I admiit this was a new request for me, I've not done this kind of study before. I've used this same data to analyze usage by date and day of week, and hour and by role and form name and all the basic kinds of analysis you might think of. But finding a corralation between one form and another by role is not sometihing I've done and really don't know where to start.
He likens his request to a grocery store where related products might be grouped together. For example nacho chips would have salsa, and cheese dip on a nearby shelf. So he would like to know what is on the shlef next to Form A, and what else is used near any given Form.
I picture a cloud (the role) filled with forms that they use. This is easy, but how do I say Form A is tighly matched with Form B? And then extend that by saying Form B is also closly matched to Form Z?

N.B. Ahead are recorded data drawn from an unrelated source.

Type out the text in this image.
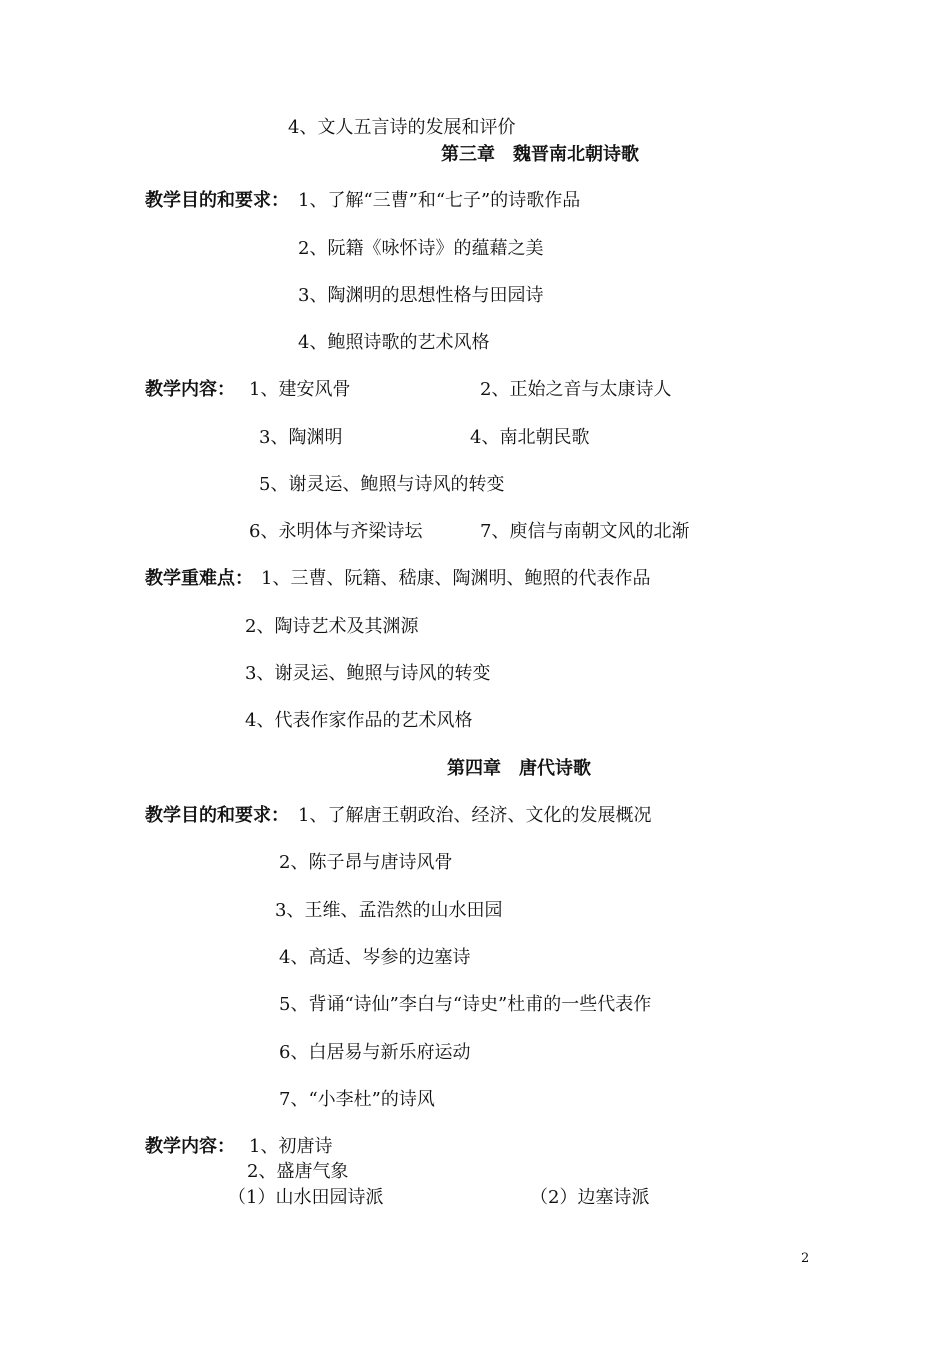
4、文人五言诗的发展和评价

第三章　魏晋南北朝诗歌

教学目的和要求： 1、了解“三曹”和“七子”的诗歌作品

2、阮籍《咏怀诗》的蕴藉之美

3、陶渊明的思想性格与田园诗

4、鲍照诗歌的艺术风格

教学内容： 1、建安风骨	2、正始之音与太康诗人

3、陶渊明	4、南北朝民歌

5、谢灵运、鲍照与诗风的转变

6、永明体与齐梁诗坛	7、庾信与南朝文风的北渐

教学重难点： 1、三曹、阮籍、嵇康、陶渊明、鲍照的代表作品

2、陶诗艺术及其渊源

3、谢灵运、鲍照与诗风的转变

4、代表作家作品的艺术风格

第四章　唐代诗歌

教学目的和要求： 1、了解唐王朝政治、经济、文化的发展概况

2、陈子昂与唐诗风骨

3、王维、孟浩然的山水田园

4、高适、岑参的边塞诗

5、背诵“诗仙”李白与“诗史”杜甫的一些代表作

6、白居易与新乐府运动

7、“小李杜”的诗风

教学内容： 1、初唐诗

2、盛唐气象

（1）山水田园诗派	（2）边塞诗派

2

Most of the examples I see on this and other sites seem well above my understanding. So I'm hoping a simple step by step will help me better understand how to get started. Always keeping in mind I don't have access to many of the really high-end analysis procedures that might make this much easier.
10-19-2015 06:46 PM
I think that you are looking for a cluster analysis.
Structure your data such that you have one record per person, possibly within a time frame that makes sense such as day or week, and indicators of forms used, possibly a count of uses within the time frame.

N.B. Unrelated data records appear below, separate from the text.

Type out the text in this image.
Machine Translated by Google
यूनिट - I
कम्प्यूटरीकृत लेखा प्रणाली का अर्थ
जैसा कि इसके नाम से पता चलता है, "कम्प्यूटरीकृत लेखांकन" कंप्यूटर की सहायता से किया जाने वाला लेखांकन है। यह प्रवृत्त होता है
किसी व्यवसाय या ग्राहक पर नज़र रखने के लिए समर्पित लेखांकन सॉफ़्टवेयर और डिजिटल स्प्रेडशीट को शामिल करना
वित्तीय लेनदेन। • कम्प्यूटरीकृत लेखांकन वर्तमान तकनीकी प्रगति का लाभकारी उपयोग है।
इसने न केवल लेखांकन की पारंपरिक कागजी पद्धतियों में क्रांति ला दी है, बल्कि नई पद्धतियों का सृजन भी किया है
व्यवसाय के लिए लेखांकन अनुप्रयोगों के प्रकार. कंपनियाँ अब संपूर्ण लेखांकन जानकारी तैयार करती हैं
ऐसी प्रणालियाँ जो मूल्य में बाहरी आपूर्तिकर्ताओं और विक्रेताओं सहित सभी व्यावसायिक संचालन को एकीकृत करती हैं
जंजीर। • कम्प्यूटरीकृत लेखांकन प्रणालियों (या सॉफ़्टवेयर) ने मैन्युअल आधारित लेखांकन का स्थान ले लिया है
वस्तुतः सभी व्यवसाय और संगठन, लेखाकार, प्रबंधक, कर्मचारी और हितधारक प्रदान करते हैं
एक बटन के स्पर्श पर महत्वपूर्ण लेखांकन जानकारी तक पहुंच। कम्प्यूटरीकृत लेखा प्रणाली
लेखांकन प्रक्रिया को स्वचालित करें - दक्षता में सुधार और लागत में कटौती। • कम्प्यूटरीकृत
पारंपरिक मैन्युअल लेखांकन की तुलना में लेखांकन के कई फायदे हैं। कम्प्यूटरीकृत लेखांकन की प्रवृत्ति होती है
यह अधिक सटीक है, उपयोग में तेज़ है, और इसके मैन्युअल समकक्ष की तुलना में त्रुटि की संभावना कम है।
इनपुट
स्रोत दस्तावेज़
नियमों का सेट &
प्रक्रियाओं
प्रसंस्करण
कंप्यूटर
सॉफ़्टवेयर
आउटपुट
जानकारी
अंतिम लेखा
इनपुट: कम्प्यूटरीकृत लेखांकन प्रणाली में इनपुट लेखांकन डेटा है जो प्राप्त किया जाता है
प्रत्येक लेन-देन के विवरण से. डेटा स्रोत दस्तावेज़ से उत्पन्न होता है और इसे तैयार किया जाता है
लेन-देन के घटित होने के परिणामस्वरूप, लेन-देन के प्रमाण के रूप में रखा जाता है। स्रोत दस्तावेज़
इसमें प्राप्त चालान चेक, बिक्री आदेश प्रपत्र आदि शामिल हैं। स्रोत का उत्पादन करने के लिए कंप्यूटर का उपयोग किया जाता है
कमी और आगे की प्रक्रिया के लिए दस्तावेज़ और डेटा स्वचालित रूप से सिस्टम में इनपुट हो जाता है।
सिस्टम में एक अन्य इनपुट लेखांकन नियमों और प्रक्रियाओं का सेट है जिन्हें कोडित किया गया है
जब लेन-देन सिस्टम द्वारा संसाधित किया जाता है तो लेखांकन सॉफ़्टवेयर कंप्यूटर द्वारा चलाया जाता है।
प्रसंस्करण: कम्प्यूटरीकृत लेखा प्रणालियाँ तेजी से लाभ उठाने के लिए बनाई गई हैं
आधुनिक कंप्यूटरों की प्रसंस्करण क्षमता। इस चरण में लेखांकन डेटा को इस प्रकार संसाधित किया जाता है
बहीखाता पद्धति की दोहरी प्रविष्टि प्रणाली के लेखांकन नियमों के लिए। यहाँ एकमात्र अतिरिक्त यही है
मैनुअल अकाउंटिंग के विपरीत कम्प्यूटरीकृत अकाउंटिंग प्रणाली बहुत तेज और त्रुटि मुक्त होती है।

Note: if your raw data is user, time, form then proc summary or means to get those counts.
Transpose by user and time.
Proc fastclus would be a good start to experiment with finding similar groups of usage.
10-20-2015 11:14 AM
This is where I run into a problem. I think proc fastclus might be what I need to use but I don't understand the how. But you got me on the right track in my thinking and I've revised my requirments a bit.
I need to study form usage across two different time frames. The time frames are Day and Night devided by 6am and 6pm. I'll call that variable tms and make day = 1 and night = 2;
Do I then need to convert each form into a number? Form A becomes 1, Form B becomes 2, etc. and then do the same with each role? Role A becomes 1 and Role B becomes 2 out to the 713 roles in play?

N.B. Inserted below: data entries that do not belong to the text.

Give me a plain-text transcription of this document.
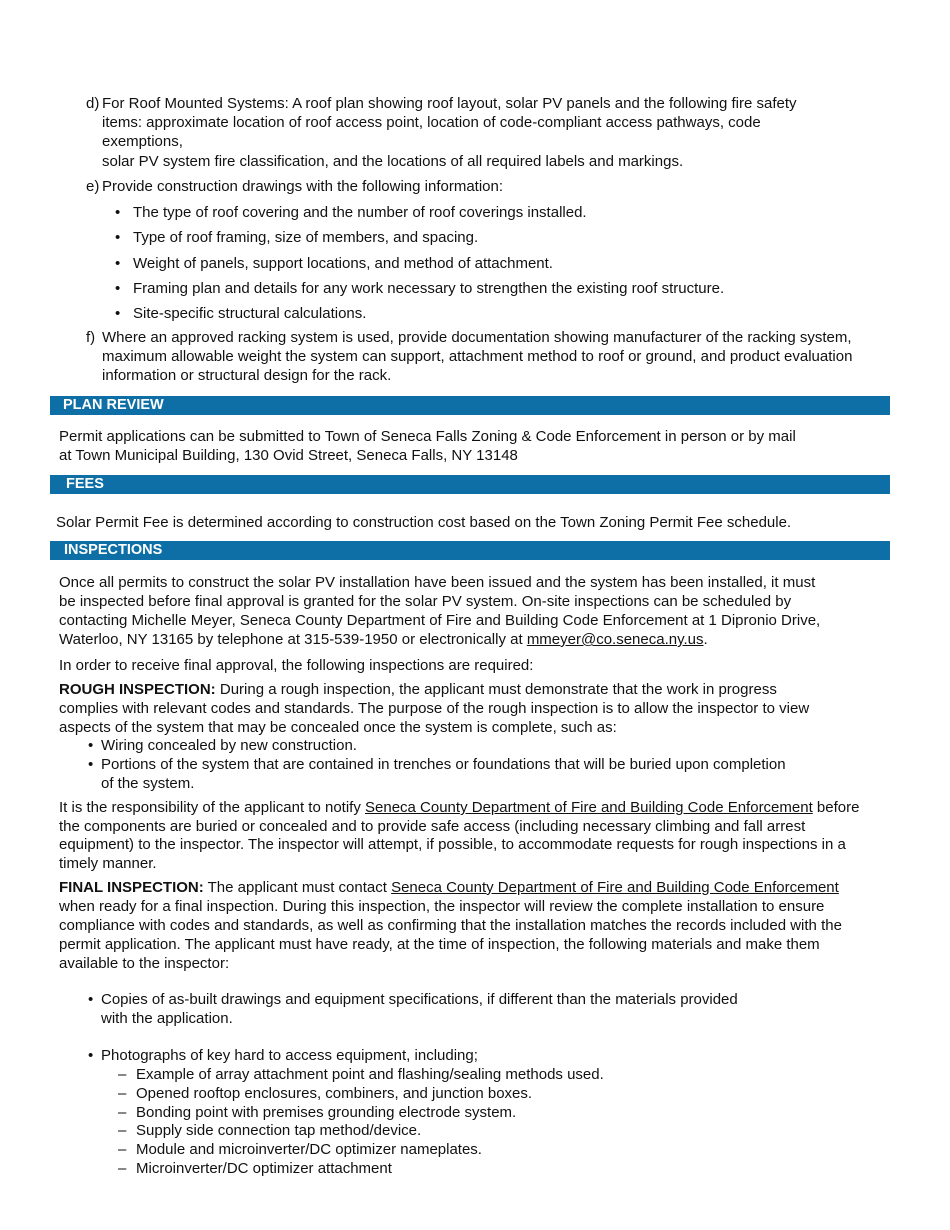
d) For Roof Mounted Systems: A roof plan showing roof layout, solar PV panels and the following fire safety
items: approximate location of roof access point, location of code-compliant access pathways, code
exemptions,
solar PV system fire classification, and the locations of all required labels and markings.
e) Provide construction drawings with the following information:
• The type of roof covering and the number of roof coverings installed.
• Type of roof framing, size of members, and spacing.
• Weight of panels, support locations, and method of attachment.
• Framing plan and details for any work necessary to strengthen the existing roof structure.
• Site-specific structural calculations.
f) Where an approved racking system is used, provide documentation showing manufacturer of the racking system,
maximum allowable weight the system can support, attachment method to roof or ground, and product evaluation
information or structural design for the rack.
PLAN REVIEW
Permit applications can be submitted to Town of Seneca Falls Zoning & Code Enforcement in person or by mail
at Town Municipal Building, 130 Ovid Street, Seneca Falls, NY 13148
FEES
Solar Permit Fee is determined according to construction cost based on the Town Zoning Permit Fee schedule.
INSPECTIONS
Once all permits to construct the solar PV installation have been issued and the system has been installed, it must
be inspected before final approval is granted for the solar PV system. On-site inspections can be scheduled by
contacting Michelle Meyer, Seneca County Department of Fire and Building Code Enforcement at 1 Dipronio Drive,
Waterloo, NY 13165 by telephone at 315-539-1950 or electronically at mmeyer@co.seneca.ny.us.
In order to receive final approval, the following inspections are required:
ROUGH INSPECTION: During a rough inspection, the applicant must demonstrate that the work in progress
complies with relevant codes and standards. The purpose of the rough inspection is to allow the inspector to view
aspects of the system that may be concealed once the system is complete, such as:
• Wiring concealed by new construction.
• Portions of the system that are contained in trenches or foundations that will be buried upon completion
of the system.
It is the responsibility of the applicant to notify Seneca County Department of Fire and Building Code Enforcement before
the components are buried or concealed and to provide safe access (including necessary climbing and fall arrest
equipment) to the inspector. The inspector will attempt, if possible, to accommodate requests for rough inspections in a
timely manner.
FINAL INSPECTION: The applicant must contact Seneca County Department of Fire and Building Code Enforcement
when ready for a final inspection. During this inspection, the inspector will review the complete installation to ensure
compliance with codes and standards, as well as confirming that the installation matches the records included with the
permit application. The applicant must have ready, at the time of inspection, the following materials and make them
available to the inspector:
• Copies of as-built drawings and equipment specifications, if different than the materials provided
with the application.
• Photographs of key hard to access equipment, including;
– Example of array attachment point and flashing/sealing methods used.
– Opened rooftop enclosures, combiners, and junction boxes.
– Bonding point with premises grounding electrode system.
– Supply side connection tap method/device.
– Module and microinverter/DC optimizer nameplates.
– Microinverter/DC optimizer attachment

proc fastclus data = closebyformrole maxc = 713 maxiter=100 out = clus;
var tms role_num form_num;
This produces some output but I can't pretend I know what it all means. One part however looks intreguing to me. Across the top is the role_num 1 to 713 and down the side is 1 to 24, then each role_num has what looks like 1 or more percentages(?) in it. But maybe not because I really don't know what I'm looking at.
I know I can't expect someone to teach me about statistics here or even clustering but some tiny guidence would be greatly appreciated.
10-20-2015 11:28 AM
If you want to find similarities of form usage between roles I think you want to make Role an ID variable and possibly your AM/PM varible.
And add a maxclusters = 10 to the proc statement. Experimenting with values of maxclusters is what I find educational. It will assign each role, or role and time, to a cluster of similarity based on the form values.
If you use a summary procedure such as Proc summary to count of useage per form you might want to standardize the counts using proc standard.